Posted by: joshua at August 2, 2005 11:51 PM | PERMALINK

Morris,

Defending recess appointments (with their questionable Constitutionality) by saying that "the other side did it too" isn't a defense.

Two wrongs don't make a right.

Posted by: baltar at August 3, 2005 11:37 AM | PERMALINK

baltar, while in principle i think we are largely on the same side here, on what basis do you suggest recess appointments are questionable as to constitutionality. aren't they expressly provided for in the constitution? i can't remember, and don't have time to look, but i thought . . .

Posted by: joshua at August 3, 2005 11:46 AM | PERMALINK

Joshua,

The Constitution clearly says that the President can appoint people (Article 2, Section 2, Clause 3):

Clause 3: The President shall have Power to fill up all Vacancies that may happen during the Recess of the Senate, by granting Commissions which shall expire at the End of their next Session.

That would seem pretty straight-foward, except I'd like someone to define "Vacancies" (how far down does the President get to reach?), "Recess" (anytime the Senate isn't actively meeting?), and "Session" (as it is interpreted today, this means that recess appointments serve until this Congress expires, is that when the end of the "session" is?)

If one wanted to be a tricky President, you could get completely around the "advise and consent" duty of the Senate.

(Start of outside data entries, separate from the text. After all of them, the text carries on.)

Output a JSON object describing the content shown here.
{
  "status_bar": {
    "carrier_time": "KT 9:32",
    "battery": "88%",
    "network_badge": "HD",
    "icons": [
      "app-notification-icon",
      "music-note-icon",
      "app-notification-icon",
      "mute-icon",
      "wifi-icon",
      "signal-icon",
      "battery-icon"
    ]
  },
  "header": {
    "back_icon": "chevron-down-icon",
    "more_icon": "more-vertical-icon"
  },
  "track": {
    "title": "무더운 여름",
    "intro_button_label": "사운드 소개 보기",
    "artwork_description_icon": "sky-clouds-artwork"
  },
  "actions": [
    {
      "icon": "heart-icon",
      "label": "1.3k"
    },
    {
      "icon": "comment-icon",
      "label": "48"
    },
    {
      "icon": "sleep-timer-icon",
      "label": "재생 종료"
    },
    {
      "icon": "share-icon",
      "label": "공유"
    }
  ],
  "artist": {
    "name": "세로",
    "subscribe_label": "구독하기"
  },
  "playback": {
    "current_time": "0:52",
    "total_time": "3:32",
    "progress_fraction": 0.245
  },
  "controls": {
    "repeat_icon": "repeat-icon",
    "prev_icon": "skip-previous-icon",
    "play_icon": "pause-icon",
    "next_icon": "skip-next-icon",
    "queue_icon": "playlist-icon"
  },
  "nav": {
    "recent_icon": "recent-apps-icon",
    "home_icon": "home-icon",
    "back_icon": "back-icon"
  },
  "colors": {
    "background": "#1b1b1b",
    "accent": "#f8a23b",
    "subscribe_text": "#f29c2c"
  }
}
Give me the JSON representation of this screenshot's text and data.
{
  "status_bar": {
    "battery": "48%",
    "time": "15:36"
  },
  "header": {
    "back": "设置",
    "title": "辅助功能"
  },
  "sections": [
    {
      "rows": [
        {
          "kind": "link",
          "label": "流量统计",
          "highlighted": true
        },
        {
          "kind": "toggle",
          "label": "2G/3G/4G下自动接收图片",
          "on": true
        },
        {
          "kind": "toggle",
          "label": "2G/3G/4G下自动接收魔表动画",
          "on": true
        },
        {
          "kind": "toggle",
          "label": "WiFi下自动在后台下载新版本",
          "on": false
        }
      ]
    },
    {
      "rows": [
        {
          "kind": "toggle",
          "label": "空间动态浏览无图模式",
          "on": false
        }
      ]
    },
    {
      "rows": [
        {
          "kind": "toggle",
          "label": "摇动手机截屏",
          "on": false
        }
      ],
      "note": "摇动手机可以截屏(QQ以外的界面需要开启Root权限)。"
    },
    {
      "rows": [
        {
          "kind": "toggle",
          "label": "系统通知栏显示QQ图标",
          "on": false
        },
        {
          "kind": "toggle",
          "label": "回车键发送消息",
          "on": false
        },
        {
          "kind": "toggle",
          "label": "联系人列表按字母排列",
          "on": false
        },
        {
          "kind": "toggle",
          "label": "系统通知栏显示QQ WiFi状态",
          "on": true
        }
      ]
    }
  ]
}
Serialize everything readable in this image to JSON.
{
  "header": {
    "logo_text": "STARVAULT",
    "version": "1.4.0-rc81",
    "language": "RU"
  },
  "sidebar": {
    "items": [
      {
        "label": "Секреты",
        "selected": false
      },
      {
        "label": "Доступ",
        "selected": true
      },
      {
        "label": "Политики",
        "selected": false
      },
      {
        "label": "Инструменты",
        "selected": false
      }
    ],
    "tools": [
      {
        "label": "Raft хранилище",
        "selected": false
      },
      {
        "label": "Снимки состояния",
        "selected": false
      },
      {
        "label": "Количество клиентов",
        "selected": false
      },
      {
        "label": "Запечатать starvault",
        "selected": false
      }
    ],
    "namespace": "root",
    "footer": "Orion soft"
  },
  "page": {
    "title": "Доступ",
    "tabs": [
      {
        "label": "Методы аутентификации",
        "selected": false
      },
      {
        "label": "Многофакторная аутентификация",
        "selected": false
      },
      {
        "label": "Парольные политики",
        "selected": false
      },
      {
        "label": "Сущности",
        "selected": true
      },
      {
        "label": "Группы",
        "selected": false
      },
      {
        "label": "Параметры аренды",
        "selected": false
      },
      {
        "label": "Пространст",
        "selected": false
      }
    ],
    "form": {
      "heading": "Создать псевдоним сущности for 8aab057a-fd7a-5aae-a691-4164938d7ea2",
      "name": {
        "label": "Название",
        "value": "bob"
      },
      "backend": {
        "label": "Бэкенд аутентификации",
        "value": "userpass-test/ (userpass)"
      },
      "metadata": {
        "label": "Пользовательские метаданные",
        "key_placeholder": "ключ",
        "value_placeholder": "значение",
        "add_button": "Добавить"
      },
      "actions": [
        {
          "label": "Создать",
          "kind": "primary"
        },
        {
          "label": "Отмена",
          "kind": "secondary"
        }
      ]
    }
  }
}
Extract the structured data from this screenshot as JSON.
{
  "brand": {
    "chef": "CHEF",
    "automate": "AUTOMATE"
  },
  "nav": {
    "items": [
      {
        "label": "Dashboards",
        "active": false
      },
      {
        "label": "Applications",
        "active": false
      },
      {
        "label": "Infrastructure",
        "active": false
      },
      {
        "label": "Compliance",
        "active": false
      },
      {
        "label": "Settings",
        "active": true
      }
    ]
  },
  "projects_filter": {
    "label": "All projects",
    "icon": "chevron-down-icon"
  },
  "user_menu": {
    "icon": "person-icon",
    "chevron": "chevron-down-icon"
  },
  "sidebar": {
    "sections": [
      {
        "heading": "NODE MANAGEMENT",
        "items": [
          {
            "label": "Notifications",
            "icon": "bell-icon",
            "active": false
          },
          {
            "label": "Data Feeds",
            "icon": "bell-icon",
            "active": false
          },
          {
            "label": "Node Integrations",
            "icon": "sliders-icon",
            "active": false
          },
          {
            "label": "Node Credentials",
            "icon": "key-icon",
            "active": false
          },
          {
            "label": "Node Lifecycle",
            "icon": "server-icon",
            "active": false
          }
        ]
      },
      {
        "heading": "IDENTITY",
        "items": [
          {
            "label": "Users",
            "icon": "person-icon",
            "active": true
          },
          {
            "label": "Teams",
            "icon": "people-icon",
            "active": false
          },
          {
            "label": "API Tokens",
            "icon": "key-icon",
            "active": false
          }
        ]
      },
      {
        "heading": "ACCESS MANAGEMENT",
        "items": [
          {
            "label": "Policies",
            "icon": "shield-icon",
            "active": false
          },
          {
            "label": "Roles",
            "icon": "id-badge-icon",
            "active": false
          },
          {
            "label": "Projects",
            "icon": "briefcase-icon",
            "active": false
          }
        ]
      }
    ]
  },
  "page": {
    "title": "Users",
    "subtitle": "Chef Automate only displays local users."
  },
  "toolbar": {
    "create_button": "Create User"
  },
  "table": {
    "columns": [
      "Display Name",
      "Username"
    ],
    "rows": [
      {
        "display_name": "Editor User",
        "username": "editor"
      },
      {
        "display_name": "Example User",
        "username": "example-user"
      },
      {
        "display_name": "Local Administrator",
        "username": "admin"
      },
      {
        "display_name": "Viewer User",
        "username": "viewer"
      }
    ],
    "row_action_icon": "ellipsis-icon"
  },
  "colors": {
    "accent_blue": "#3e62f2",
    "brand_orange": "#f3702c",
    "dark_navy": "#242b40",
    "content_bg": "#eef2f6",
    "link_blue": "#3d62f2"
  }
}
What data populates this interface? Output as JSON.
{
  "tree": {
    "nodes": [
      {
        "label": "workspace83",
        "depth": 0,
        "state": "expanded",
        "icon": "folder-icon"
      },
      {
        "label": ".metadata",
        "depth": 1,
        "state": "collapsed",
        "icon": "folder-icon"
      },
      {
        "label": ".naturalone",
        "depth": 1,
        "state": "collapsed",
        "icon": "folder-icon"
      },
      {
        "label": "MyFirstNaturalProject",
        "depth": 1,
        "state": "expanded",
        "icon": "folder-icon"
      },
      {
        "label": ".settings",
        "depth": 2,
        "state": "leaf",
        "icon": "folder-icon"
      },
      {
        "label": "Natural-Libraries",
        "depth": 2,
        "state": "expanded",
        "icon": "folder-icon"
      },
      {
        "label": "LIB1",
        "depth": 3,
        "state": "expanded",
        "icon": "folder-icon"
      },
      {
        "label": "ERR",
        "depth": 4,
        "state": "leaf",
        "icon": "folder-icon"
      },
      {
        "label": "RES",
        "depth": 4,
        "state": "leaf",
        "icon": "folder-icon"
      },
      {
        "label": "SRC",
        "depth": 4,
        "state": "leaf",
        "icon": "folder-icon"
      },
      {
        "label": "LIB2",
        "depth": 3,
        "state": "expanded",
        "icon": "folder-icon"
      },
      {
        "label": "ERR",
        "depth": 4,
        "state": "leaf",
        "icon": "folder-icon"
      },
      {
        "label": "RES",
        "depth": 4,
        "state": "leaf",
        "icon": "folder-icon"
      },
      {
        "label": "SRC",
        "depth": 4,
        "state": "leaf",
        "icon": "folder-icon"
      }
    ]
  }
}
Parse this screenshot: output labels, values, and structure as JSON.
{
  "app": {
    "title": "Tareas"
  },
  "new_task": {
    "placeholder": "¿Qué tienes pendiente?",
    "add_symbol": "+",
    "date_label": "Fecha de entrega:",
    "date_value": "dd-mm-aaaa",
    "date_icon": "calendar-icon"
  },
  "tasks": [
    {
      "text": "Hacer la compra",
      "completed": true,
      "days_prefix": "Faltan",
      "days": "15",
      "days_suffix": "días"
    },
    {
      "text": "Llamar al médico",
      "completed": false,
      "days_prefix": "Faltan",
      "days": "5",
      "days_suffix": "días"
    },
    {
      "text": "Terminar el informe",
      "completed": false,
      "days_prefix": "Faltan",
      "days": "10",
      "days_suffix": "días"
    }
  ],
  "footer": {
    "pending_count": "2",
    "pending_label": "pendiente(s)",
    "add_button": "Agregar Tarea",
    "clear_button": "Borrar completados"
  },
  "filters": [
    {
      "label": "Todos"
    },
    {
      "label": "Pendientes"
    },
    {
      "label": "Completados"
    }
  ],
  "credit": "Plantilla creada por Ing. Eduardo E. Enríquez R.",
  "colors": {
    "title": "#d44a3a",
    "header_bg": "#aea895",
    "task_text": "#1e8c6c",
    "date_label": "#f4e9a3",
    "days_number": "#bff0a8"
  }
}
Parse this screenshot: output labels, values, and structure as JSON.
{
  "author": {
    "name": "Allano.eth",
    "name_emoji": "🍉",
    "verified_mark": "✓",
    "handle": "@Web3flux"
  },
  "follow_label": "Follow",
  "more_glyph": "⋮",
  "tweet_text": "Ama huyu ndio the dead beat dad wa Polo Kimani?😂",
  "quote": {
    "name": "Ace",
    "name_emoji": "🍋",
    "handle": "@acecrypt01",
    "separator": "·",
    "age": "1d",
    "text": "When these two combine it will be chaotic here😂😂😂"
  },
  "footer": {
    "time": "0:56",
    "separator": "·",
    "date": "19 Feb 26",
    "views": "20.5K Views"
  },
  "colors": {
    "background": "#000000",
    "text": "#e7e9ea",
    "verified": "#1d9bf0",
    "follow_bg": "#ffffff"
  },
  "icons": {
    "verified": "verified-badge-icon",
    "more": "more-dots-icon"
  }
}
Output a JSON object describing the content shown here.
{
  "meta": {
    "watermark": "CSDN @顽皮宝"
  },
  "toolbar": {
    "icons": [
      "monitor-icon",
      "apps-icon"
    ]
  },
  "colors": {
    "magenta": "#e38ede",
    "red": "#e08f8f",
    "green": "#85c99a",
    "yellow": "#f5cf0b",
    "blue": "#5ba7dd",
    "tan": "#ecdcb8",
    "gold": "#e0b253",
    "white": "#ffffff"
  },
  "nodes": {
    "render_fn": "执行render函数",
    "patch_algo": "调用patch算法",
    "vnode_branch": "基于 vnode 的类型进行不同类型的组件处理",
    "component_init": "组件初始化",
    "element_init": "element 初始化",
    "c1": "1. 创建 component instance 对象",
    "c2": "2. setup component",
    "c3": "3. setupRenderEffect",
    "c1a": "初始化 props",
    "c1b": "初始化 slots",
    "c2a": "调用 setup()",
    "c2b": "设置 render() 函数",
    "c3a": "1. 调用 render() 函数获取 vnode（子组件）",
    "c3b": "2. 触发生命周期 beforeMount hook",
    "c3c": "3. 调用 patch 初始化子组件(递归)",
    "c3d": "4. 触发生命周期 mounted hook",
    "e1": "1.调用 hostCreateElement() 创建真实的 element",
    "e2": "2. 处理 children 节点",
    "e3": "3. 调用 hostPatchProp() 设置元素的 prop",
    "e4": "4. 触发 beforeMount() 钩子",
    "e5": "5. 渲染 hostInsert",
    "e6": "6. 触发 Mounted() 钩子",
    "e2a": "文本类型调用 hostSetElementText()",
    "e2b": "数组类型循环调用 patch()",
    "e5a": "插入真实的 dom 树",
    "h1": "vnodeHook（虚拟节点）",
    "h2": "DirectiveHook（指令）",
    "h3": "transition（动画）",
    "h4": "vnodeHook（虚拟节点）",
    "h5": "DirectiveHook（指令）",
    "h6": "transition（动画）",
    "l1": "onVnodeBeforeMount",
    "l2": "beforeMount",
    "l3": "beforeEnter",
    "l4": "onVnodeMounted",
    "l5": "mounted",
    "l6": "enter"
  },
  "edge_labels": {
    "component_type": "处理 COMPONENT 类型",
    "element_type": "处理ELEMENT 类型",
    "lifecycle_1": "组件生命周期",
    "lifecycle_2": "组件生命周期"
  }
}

Imagine a Presidential election. Congress (a new one) is elected at the same time. As President, one could immediately appoint whomever one wanted just after taking the oath of office (but before Congress has officially met, thus meeting the legal requirement of an appointment when the Senate is in "Recess"). These appointments would last for two full years (when the Congress that was just elected expires). Those people you have appointed lose their jobs when the Congress expires, but as President you could re-appoint them during the time between the old Congress and the new Congress (another "Recess"). It looks legal to me.

I'd love for some originalist to wander through here and let me know how this part of the Constitution was interpreted a couple of hundred years ago.

Posted by: baltar at August 3, 2005 12:07 PM | PERMALINK

Huh - Maybe that was something to do with why Congress convenes a couple of weeks before the president is sworn in.

Posted by: Armand at August 3, 2005 12:22 PM | PERMALINK

i knew it was there; thanks for the citation. you raise excellent points about the porosity of the language, points to which i have no robust except response any more sophisticated than armand's, "huh!" interesting stuff. but then that's a given with pure constitutional law. at least if you're a big law dork like me.